Frédéric Chauvaud, L’Affaire Pranzini. Aventurier, don Juan… et tueur de femmes ?, Chêne-Bourg, Georg éditeur, 2018, 232 p., 15 €.

Spécialiste de l’histoire de la justice et du crime, Frédéric Chauvaud a, dans de multiples ouvrages et articles, abordé la plupart des affaires criminelles célèbres des XIXe et XXe siècles. Dans la lignée des grands chroniqueurs judiciaires du passé, il consacre un second livre, après L’Effroyable Crime des sœurs Papin (Larousse, 2010), à un autre criminel célèbre, Henri Pranzini, qui a nourri de mars à septembre 1887 les chroniques quotidiennes de la presse. Cette dernière, abondamment citée dans l’ouvrage, constitue, avec les dossiers de l’enquête policière et celle de l’instruction criminelle, ainsi que les récits des protagonistes, l’une des sources majeures mobilisées pour reconstituer l’histoire de cet « aventurier, don Juan… et tueur de femmes ».

L’avant-propos expose les choix faits par l’historien. Destiné à un large public, l’ouvrage ambitionne de permettre au lecteur « de comprendre l’intensité des émotions que l’affaire avait suscitées » (p. 13).
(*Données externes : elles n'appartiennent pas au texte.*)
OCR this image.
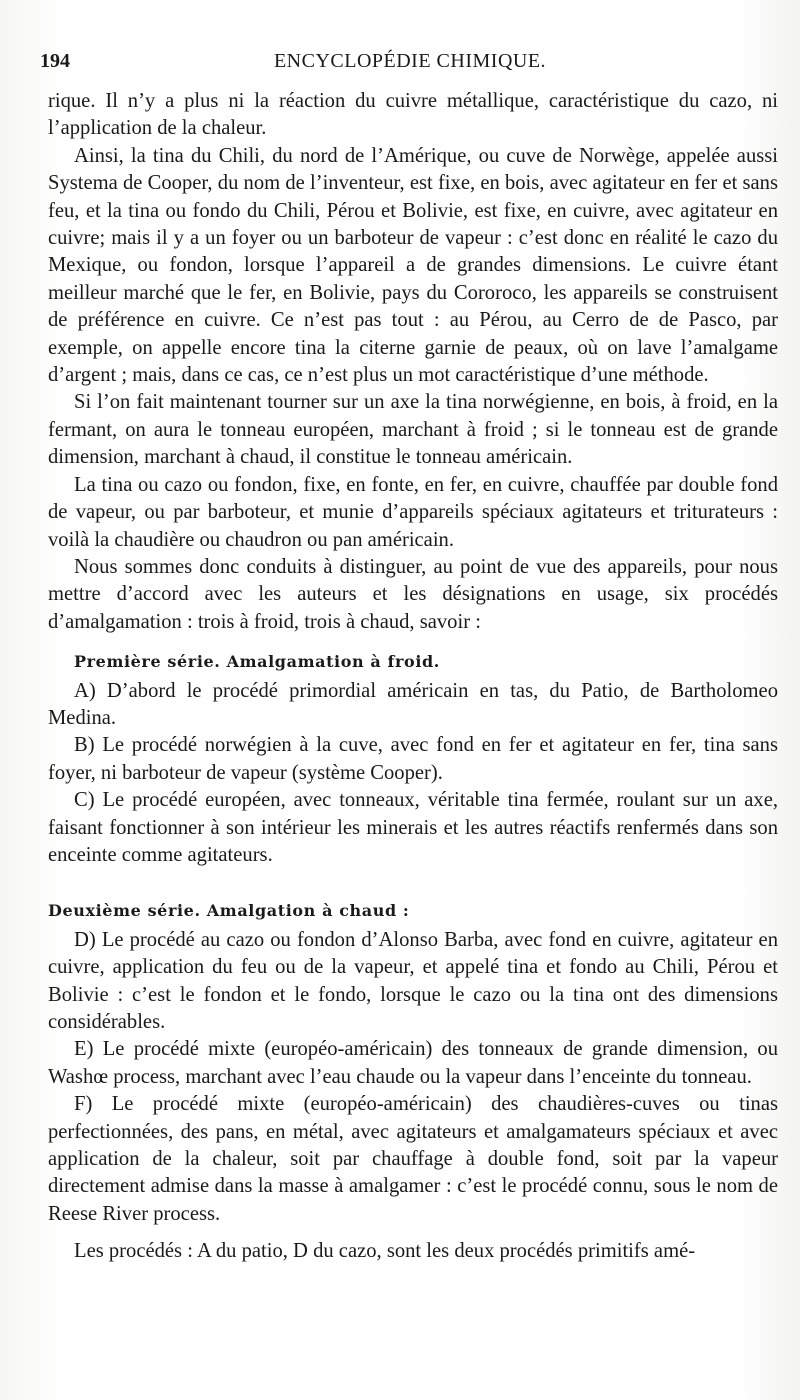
194	ENCYCLOPÉDIE CHIMIQUE.

rique. Il n’y a plus ni la réaction du cuivre métallique, caractéristique du cazo, ni l’application de la chaleur.

Ainsi, la tina du Chili, du nord de l’Amérique, ou cuve de Norwège, appelée aussi Systema de Cooper, du nom de l’inventeur, est fixe, en bois, avec agitateur en fer et sans feu, et la tina ou fondo du Chili, Pérou et Bolivie, est fixe, en cuivre, avec agitateur en cuivre; mais il y a un foyer ou un barboteur de vapeur : c’est donc en réalité le cazo du Mexique, ou fondon, lorsque l’appareil a de grandes dimensions. Le cuivre étant meilleur marché que le fer, en Bolivie, pays du Cororoco, les appareils se construisent de préférence en cuivre. Ce n’est pas tout : au Pérou, au Cerro de de Pasco, par exemple, on appelle encore tina la citerne garnie de peaux, où on lave l’amalgame d’argent ; mais, dans ce cas, ce n’est plus un mot caractéristique d’une méthode.

Si l’on fait maintenant tourner sur un axe la tina norwégienne, en bois, à froid, en la fermant, on aura le tonneau européen, marchant à froid ; si le tonneau est de grande dimension, marchant à chaud, il constitue le tonneau américain.

La tina ou cazo ou fondon, fixe, en fonte, en fer, en cuivre, chauffée par double fond de vapeur, ou par barboteur, et munie d’appareils spéciaux agitateurs et triturateurs : voilà la chaudière ou chaudron ou pan américain.

Nous sommes donc conduits à distinguer, au point de vue des appareils, pour nous mettre d’accord avec les auteurs et les désignations en usage, six procédés d’amalgamation : trois à froid, trois à chaud, savoir :

Première série. Amalgamation à froid.

A) D’abord le procédé primordial américain en tas, du Patio, de Bartholomeo Medina.

B) Le procédé norwégien à la cuve, avec fond en fer et agitateur en fer, tina sans foyer, ni barboteur de vapeur (système Cooper).

C) Le procédé européen, avec tonneaux, véritable tina fermée, roulant sur un axe, faisant fonctionner à son intérieur les minerais et les autres réactifs renfermés dans son enceinte comme agitateurs.

Deuxième série. Amalgation à chaud :

D) Le procédé au cazo ou fondon d’Alonso Barba, avec fond en cuivre, agitateur en cuivre, application du feu ou de la vapeur, et appelé tina et fondo au Chili, Pérou et Bolivie : c’est le fondon et le fondo, lorsque le cazo ou la tina ont des dimensions considérables.

E) Le procédé mixte (européo-américain) des tonneaux de grande dimension, ou Washœ process, marchant avec l’eau chaude ou la vapeur dans l’enceinte du tonneau.

F) Le procédé mixte (européo-américain) des chaudières-cuves ou tinas perfectionnées, des pans, en métal, avec agitateurs et amalgamateurs spéciaux et avec application de la chaleur, soit par chauffage à double fond, soit par la vapeur directement admise dans la masse à amalgamer : c’est le procédé connu, sous le nom de Reese River process.

Les procédés : A du patio, D du cazo, sont les deux procédés primitifs amé-
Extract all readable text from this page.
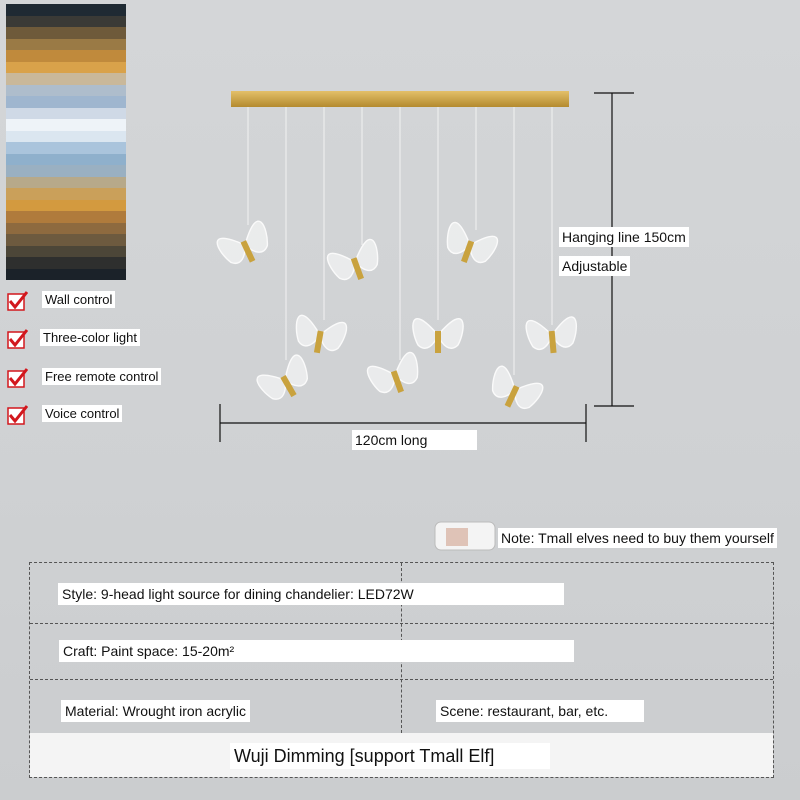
Wall control
Three-color light
Free remote control
Voice control
Hanging line 150cm
Adjustable
120cm long
Note: Tmall elves need to buy them yourself
Style: 9-head light source for dining chandelier: LED72W
Craft: Paint space: 15-20m²
Material: Wrought iron acrylic	Scene: restaurant, bar, etc.
Wuji Dimming [support Tmall Elf]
Frédéric Chauvaud considère que cette affaire criminelle, comme d’autres, entre « en correspondance avec une époque, ses peurs et ses espoirs » et qu’elle façonne durablement l’« imaginaire de toute une société » (p. 13).

Au-delà du récit du « drame judiciaire le plus fantastique et le plus empoignant » de cette fin du XIXe siècle, selon les mots de Marie-François Goron, ancien chef de la Sûreté, dans ses Mémoires publiés dix ans après l’affaire, l’objectif est d’appréhender le crime dans ses rapports avec la société de l’époque et son imaginaire. La démarche est celle d’une histoire sensible, se plaçant au plus près du vécu et des émotions des acteurs, des protagonistes contemporains du crime.

L’affaire

Hervé Pranzini, natif d’Égypte de parents italiens, interprète polyglotte, aventurier, épongeant ses pertes de jeu par le vol et l’escroquerie, vivant de l’argent de ses conquêtes féminines dans le demi-monde, est condamné à mort le 13 juillet 1887 par les assises de la Seine pour le triple assassinat de la rue Montaigne – Marie Regnault, alias « Régine de Montille », courtisane de la haute galanterie, sa dame de compagnie et la petite fille de cette dernière – commis le 17 mars précédent.

Frédéric Chauvaud suit la chronologie, en commençant par la nuit du crime, les cris entendus par les voisins et la découverte, au matin, des trois victimes « égorgées avec une véritable science de boucher », selon les termes employés par le premier médecin rendu sur place (p. 23) : la photo prise à la morgue, publiée dans la presse, montre des corps quasiment décapités, la tête de la fillette de 12 ans ne tenant plus qu’à un morceau de peau au tronc. Le lecteur assiste à l’autopsie des victimes comme aux premiers pas de l’enquête conduite par un « limier de la police judiciaire » (p. 36) et le juge d’instruction, ces trois principaux acteurs de l’instruction – le professeur Brouardel, Marie-François Goron et Adolphe Guillot – faisant l’objet de pertinentes biographies. Un chapitre est consacré au monde des demi-mondaines, évoqué par la description de la demeure de Madame de Montille et sa biographie étroitement liée à ses amants.

L’arrestation de Pranzini résulte du hasard, car la Sûreté parisienne s’égare d’abord sur la piste d’un homme décrit par le concierge de l’immeuble de la rue Montaigne comme un « gringalet », aperçu la nuit du crime dans l’immeuble. Il s’agirait d’un nommé Geissler, d’après quelques indices trouvés sur place. L’assassinat ayant pour motif le vol de bijoux, c’est la découverte d’une partie de ceux-ci, à Marseille, qui fait grandement avancer l’enquête, une tenancière de maison de tolérance apportant à la police des bijoux (suspects d’être le produit d’un vol à ses yeux) remis à l’une de ses filles par un voyageur qui s’avère être Pranzini.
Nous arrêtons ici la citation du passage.